Il s’agit des dispositions relatives aux modalités de vote des dépenses mises à la charge de certains copropriétaires seulement, l’ordonnance ayant, d’une part, modifié ces dispositions initialement contenues à l’article 24, III, de la loi, pour n’envisager que le cas dépenses d'entretien et de fonctionnement entraînées par certains services collectifs ou éléments d'équipements, et les ayant, d’autre part, déplacées au dernier alinéa de l’article 10.

Il doit être rappelé que les dépenses relatives aux parties communes spéciales peuvent être mises à la charge de certains copropriétaires seulement et à ce titre impliquer la détermination d’une répartition entre eux de ces charges (loi, art. 6-2 N° Lexbase : L6784LNL : « la création de parties communes spéciales est indissociable de l'établissement de charges spéciales à chacune d'entre elles »).

A ce stade, il peut être noté également que l’article 14 du décret (N° Lexbase : Z78670SS), relatif à l’indication sur la feuille de présence du nombre de voix de chaque copropriétaire, a aussi été modifié pour prendre en compte le passage de dispositions de l’article 24, III, au dernier alinéa de l’article 10.

L’article 1er du décret a aussi été complété s’agissant du contenu de l’état de répartition des charges qui doit préciser « les éléments pris en considération et la méthode de calcul ayant permis de fixer la quote-part de charges afférente à chaque lot :

« 1° Proportionnellement aux valeurs relatives des parties privatives comprises dans chaque lot, telles que ces valeurs résultent des critères posés à l'article 5 de la loi du 10 juillet 1965, s'agissant des charges relatives à la conservation, à l'entretien et à l'administration des parties communes ;

2° En fonction de l'utilité objective que les services et éléments d'équipement commun présentent à l'égard de chaque lot, en précisant les bases selon lesquelles la répartition a été effectuée, s'agissant des charges entraînées par lesdits services et éléments, dès lors que ces charges ne sont pas individualisées ».

L’article 10 de la loi prévoit déjà que le règlement de copropriété doit indiquer les éléments pris en considération ainsi que la méthode de calcul ayant permis de fixer les quotes-parts de parties communes et la répartition des charges.
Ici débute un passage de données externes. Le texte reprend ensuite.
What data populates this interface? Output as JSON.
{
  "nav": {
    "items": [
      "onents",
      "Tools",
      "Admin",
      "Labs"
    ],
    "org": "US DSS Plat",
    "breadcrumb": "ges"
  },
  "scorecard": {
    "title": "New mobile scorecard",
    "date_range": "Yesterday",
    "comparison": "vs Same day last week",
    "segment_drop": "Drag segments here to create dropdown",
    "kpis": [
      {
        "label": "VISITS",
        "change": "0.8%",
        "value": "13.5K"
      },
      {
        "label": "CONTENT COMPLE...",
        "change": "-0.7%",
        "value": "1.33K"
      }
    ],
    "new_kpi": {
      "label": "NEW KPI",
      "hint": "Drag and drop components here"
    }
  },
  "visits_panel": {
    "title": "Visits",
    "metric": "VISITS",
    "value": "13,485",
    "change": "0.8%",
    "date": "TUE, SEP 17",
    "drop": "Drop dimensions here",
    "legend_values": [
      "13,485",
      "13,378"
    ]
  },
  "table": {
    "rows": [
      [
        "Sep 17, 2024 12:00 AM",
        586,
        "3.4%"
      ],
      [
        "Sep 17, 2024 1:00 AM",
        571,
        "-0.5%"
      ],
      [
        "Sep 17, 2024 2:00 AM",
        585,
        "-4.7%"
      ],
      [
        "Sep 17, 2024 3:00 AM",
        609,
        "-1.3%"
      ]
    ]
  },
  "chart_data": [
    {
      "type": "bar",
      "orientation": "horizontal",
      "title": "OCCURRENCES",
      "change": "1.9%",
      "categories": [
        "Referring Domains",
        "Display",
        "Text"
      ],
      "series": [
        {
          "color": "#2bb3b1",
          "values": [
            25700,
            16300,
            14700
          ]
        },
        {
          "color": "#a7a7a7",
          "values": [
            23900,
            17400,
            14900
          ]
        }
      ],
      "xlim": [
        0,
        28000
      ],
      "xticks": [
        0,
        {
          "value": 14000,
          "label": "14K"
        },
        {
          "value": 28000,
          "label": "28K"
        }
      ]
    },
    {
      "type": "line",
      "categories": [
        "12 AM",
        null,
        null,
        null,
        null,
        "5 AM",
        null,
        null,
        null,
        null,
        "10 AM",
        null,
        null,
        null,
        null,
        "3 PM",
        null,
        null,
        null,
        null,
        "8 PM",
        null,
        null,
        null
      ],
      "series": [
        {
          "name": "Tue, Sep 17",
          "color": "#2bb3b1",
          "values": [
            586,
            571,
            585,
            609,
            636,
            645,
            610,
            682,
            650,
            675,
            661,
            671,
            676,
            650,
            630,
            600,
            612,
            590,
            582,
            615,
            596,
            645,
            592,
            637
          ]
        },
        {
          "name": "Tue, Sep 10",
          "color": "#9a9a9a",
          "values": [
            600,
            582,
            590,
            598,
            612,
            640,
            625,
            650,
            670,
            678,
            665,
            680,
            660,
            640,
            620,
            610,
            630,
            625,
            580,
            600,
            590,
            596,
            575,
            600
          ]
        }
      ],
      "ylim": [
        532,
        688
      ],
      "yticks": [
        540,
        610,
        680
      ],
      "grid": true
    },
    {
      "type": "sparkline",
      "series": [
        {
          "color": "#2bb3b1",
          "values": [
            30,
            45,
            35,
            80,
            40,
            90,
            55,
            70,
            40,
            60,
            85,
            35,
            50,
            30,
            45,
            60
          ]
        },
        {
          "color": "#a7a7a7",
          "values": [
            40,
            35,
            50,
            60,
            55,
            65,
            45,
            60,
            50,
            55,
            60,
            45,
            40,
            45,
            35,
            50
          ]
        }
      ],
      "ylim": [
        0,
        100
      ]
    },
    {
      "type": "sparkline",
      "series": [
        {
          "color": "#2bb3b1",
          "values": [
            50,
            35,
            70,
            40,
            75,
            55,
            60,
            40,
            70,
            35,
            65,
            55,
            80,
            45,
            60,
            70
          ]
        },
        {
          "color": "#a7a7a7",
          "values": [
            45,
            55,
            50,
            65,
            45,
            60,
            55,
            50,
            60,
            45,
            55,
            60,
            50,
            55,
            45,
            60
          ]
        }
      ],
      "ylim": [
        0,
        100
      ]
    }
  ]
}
L’article 10 de la loi fixe aussi déjà les critères à prendre en compte.

III. Entrée en vigueur

Les nouvelles dispositions issues du décret du 3 juillet 2020 entrent en vigueur en principe au lendemain de sa publication, soit à compter du 4 juillet 2020 (décret du 3 juillet 2020, art. 53, VI), mais certaines de ses dispositions ont des dates d’entrée en vigueur différentes.

S’agissant des modifications abordées ici, elles sont entrées en vigueur le 4 juillet 2020, sauf les dispositions relatives aux travaux d'accessibilité aux personnes handicapées ou à mobilité réduite qui affectent les parties communes ou l'aspect extérieur de l’immeuble, applicables seulement aux assemblées générales tenues à compter du 31 décembre 2020 (décret du 3 juillet 2020, art. 53, V).

 

[1] - Article 24, II, a : « les travaux nécessaires à la conservation de l'immeuble ainsi qu'à la préservation de la santé et de la sécurité physique des occupants […] » ;

- Article 24, II, b : « les modalités de réalisation et d'exécution des travaux rendus obligatoires en vertu de dispositions législatives ou réglementaires ou d'un arrêté de police administrative relatif à la sécurité ou à la salubrité publique […] » ;

- Article 25, f : « les travaux d'économies d'énergie ou de réduction des émissions de gaz à effet de serre. Ces travaux peuvent comprendre des travaux d'intérêt collectif réalisés sur les parties privatives et aux frais du copropriétaire du lot concerné, sauf dans le cas où ce dernier est en mesure de produire la preuve de la réalisation de travaux équivalents dans les dix années précédentes » ;

- Article 25, g : « la suppression des vide-ordures pour des impératifs d'hygiène » ;

- Article 25, o : « la demande d'individualisation des contrats de fourniture d'eau et la réalisation des études et travaux nécessaires à cette individualisation » ;

- Article 30 : « toute amélioration, telle que la transformation d'un ou de plusieurs éléments d'équipement existants, l'adjonction d'éléments nouveaux, l'aménagement de locaux affectés à l'usage commun ou la création de tels locaux ».